Of course there’s magic going on in the kitchen too. Until this evening my only experience of lupin was knowing that it’s an allergen, but not knowing if or why I’d ever eat it. Turns out this legume does everything that soy can do and more. We first see it in a bubbling curd gratin – more moreish than any tofu I’ve had the pleasure of eating. Later, we’re told that a brown disc the size and thickness of a ten pence coin, is fermented, roasted and finely ground lupin bean. The first taste is like sweetened cacao, then bitter and dry but not unpleasant tannins come through. It both matches and cuts the ferrous pink piece of wild duck that comes with it.

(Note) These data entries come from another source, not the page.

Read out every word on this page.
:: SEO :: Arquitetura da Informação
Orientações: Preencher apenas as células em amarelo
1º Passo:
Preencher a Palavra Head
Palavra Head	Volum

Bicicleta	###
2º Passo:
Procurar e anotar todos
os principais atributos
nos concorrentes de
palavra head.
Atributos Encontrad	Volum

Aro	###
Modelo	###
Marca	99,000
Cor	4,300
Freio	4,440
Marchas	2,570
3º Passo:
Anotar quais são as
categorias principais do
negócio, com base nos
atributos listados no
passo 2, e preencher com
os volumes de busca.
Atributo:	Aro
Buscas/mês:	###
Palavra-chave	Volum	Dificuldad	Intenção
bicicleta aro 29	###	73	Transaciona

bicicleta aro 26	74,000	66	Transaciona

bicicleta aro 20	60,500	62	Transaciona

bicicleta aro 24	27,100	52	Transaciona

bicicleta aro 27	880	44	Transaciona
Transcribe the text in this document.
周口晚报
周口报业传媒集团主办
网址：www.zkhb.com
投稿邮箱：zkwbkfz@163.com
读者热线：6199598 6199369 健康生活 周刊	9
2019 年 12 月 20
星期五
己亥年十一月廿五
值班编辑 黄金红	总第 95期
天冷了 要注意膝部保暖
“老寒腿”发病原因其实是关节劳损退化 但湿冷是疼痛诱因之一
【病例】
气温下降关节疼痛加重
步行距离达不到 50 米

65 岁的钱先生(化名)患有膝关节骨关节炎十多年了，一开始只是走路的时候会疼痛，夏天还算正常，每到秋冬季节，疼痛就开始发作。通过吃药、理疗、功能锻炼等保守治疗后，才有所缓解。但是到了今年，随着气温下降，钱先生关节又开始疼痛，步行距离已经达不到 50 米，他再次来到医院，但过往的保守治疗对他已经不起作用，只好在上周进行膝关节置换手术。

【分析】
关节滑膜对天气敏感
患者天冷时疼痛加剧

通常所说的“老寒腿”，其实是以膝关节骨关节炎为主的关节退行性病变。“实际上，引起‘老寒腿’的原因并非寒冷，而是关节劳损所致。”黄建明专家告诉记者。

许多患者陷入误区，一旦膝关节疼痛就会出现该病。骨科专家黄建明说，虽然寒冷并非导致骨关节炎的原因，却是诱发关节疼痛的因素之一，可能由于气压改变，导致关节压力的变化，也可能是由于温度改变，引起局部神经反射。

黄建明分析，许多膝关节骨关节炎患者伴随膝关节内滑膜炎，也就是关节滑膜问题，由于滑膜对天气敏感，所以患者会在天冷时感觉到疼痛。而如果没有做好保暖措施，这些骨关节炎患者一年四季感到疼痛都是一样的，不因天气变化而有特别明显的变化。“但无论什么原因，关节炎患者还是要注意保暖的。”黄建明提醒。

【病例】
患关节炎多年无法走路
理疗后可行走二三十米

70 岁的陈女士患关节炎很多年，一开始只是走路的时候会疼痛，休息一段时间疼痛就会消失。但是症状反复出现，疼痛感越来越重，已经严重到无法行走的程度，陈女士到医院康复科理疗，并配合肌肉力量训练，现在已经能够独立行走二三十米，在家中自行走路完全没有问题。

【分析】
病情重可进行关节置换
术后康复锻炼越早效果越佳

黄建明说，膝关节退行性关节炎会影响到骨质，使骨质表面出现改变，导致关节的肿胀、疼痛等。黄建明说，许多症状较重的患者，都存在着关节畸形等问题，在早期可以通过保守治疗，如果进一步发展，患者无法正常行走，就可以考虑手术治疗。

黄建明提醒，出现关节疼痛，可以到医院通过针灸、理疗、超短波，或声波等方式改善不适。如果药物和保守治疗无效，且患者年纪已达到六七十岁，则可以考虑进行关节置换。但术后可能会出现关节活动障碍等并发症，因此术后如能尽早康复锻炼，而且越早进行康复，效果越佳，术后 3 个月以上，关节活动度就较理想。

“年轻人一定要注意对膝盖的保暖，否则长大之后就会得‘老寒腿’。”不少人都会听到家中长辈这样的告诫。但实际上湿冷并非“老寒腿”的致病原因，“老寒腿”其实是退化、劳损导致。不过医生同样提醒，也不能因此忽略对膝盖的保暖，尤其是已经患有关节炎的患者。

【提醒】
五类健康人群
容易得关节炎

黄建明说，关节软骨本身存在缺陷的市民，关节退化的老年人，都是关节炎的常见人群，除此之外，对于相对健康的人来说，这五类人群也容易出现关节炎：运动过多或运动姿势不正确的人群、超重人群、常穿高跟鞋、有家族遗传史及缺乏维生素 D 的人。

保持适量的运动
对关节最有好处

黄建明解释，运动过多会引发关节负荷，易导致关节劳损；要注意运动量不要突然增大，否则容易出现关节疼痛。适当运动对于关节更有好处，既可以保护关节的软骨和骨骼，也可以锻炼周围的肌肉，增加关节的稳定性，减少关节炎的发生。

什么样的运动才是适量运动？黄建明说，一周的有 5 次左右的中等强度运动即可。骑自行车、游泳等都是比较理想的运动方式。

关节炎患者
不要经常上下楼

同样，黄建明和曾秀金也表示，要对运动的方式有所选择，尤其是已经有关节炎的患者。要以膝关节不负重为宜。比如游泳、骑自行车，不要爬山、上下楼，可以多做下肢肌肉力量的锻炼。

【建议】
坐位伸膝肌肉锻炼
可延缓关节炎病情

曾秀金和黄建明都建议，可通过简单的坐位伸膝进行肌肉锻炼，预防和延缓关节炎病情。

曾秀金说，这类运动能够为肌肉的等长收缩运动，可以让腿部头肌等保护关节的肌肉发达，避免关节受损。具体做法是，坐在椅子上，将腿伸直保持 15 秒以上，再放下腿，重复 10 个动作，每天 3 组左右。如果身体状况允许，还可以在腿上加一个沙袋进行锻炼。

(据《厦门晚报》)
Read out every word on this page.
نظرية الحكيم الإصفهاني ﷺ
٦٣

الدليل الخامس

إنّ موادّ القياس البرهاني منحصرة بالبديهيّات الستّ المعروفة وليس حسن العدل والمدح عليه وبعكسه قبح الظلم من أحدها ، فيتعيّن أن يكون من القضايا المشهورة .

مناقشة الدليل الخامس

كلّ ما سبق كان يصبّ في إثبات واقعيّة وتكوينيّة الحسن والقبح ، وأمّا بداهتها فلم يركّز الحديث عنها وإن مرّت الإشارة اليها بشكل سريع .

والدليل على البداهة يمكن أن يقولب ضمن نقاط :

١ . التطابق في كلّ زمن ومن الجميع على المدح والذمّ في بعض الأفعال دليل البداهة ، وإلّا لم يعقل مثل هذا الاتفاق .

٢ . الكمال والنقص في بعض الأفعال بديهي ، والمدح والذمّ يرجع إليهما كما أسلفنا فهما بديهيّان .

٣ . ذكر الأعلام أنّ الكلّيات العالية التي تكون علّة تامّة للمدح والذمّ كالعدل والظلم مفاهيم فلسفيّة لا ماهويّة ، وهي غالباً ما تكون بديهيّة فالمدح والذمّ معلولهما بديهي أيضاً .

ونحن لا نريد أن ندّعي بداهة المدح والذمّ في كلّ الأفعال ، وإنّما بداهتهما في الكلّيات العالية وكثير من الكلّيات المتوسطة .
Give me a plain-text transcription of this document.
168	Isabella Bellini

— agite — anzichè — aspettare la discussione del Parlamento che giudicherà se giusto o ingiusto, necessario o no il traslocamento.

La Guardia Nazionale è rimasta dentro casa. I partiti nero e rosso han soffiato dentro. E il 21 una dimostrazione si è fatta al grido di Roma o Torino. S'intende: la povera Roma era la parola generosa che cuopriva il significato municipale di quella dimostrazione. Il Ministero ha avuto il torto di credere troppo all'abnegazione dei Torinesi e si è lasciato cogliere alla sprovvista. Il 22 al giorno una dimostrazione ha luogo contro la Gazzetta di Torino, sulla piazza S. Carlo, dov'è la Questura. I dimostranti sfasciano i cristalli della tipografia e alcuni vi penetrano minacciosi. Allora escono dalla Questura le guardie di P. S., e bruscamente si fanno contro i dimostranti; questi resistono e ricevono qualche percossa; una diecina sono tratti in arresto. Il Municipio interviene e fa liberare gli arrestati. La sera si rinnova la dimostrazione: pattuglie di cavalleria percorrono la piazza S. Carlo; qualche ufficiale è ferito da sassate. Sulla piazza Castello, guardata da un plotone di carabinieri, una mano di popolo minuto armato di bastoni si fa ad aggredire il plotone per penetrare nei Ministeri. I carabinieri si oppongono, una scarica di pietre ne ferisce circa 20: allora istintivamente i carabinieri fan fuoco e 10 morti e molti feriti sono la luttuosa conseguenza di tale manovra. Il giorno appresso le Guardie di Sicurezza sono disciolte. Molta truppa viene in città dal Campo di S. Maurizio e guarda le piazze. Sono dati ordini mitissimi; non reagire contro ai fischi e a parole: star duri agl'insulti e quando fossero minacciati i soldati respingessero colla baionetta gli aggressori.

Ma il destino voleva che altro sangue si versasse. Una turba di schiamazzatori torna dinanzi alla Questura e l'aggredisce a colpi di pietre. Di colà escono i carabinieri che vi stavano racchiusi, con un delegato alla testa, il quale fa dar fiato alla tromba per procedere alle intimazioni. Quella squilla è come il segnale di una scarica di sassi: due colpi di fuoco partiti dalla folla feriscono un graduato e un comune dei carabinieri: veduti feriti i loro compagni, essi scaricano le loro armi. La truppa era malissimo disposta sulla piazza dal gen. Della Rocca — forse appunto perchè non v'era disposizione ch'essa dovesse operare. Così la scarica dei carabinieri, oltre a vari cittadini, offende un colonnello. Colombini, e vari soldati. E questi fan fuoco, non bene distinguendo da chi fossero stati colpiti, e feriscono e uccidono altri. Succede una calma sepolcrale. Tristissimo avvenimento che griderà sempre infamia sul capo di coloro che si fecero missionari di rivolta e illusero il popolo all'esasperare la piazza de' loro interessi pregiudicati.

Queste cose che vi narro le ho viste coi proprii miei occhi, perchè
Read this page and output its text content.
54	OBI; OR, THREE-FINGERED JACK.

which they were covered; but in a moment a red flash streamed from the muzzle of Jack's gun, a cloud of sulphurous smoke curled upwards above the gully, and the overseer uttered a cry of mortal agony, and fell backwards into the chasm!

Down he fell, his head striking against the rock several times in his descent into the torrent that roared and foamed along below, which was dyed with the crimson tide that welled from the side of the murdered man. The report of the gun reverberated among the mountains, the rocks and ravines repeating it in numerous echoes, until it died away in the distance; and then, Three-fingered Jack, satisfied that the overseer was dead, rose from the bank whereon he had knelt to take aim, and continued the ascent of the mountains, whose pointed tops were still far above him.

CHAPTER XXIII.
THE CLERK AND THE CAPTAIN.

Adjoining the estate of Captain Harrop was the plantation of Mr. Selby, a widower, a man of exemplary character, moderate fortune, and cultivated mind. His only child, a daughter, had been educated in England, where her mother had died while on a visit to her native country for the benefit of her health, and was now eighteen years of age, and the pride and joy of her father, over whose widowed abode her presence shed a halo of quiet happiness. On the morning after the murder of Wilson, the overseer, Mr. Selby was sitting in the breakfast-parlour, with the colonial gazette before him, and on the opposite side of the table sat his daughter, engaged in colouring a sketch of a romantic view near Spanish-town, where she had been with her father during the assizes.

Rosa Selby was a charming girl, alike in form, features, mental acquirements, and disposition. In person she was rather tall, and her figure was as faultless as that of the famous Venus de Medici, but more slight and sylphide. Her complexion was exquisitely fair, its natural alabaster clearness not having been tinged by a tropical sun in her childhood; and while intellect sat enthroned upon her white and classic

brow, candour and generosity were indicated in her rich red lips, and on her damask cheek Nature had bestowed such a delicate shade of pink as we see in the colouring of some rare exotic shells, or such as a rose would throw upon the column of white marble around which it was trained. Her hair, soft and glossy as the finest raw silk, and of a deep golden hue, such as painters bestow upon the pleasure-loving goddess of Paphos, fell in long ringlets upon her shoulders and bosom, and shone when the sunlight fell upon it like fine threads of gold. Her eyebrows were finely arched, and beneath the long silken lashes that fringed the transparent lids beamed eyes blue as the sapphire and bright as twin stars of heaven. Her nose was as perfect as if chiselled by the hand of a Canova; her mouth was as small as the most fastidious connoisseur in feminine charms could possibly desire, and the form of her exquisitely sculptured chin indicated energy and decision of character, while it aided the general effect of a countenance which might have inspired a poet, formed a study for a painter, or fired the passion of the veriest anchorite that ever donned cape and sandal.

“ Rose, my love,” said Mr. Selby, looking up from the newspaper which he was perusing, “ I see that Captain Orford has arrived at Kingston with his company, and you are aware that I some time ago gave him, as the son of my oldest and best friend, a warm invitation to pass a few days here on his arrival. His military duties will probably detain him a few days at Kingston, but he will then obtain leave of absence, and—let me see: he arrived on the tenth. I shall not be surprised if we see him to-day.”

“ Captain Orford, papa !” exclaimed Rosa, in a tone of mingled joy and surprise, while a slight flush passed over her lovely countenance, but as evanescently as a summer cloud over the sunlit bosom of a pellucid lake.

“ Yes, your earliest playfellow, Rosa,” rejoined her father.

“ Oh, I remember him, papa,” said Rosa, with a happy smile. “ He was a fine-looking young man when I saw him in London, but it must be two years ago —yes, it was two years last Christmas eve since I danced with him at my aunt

The food couldn’t be termed classic Swedish, nor does Magnus Nilsson want it to be labelled ‘New Nordic’ – it’s just his food. But is is of its region. “Porridge of grains and seeds from Jämtland finished with a big lump of salty butter, fermented carrot and wild leaves, moose broth filtered through local moss” is one example of that. And there’s also reference to more traditional foods, like the gloriously brown cheese pie which is served with gompa, a sami mix of cultured milk and angelica (which on this occasion was surely too bitter). Bottom line being this is absolutely a time and place meal, where the menu is completely tied to the local area. The obvious question to ask of anyone travelling just to eat, is whether the meal is really worth the journey. Whilst the answer can only ever be a personal one, in this case you can be absolutely sure you couldn’t have the food anywhere else.

This food, then, is pure, enjoyable, inventive and very much of its surroundings … which sums it up pretty well, save ‘it’ really is only a fraction of the Fäviken experience. We drank exceptionally matched wines too, though, again they were enhanced by the easy, natural, engaging introductions from the sommelier; if you could bottle the atmosphere created by the rooms and the restaurant’s team, you’d be a miwwionaire.


We return to our table at 09:00 the next morning. It’s set with the most perfect Scandinavian breakfast: house hams, cheese, patés, eggs, fish roe, rye breads, and a multi-grain porridge that’s been lovingly stirred for two hours by the (obviously patient and predictably perfect) waitress running the room. It’s like a dream and, aside from the fact I’m still totally stuffed from the night before, I’m disappointed only that we’ll soon have to leave. I’ve no doubt that, as with the crab moment, I share that view with every other person in the room.

Fäviken in 3 words

Pure. Communal. Restorative.

The Bill

SEK 2200 SK for the food. SEK 1750 for the wine. A room for 2 people including breakfast is a further SEK 2500.

www.favikenmagasinet.se/en – Fäviken 216, 830 05 Järpen – 0647-401 77

NB: I was a guest of the restaurant and of Visit Sweden. I have no doubt that everyone had exactly the same experience, and I’m pretty sure that even with a lighter wallet, I’d sing the same praises.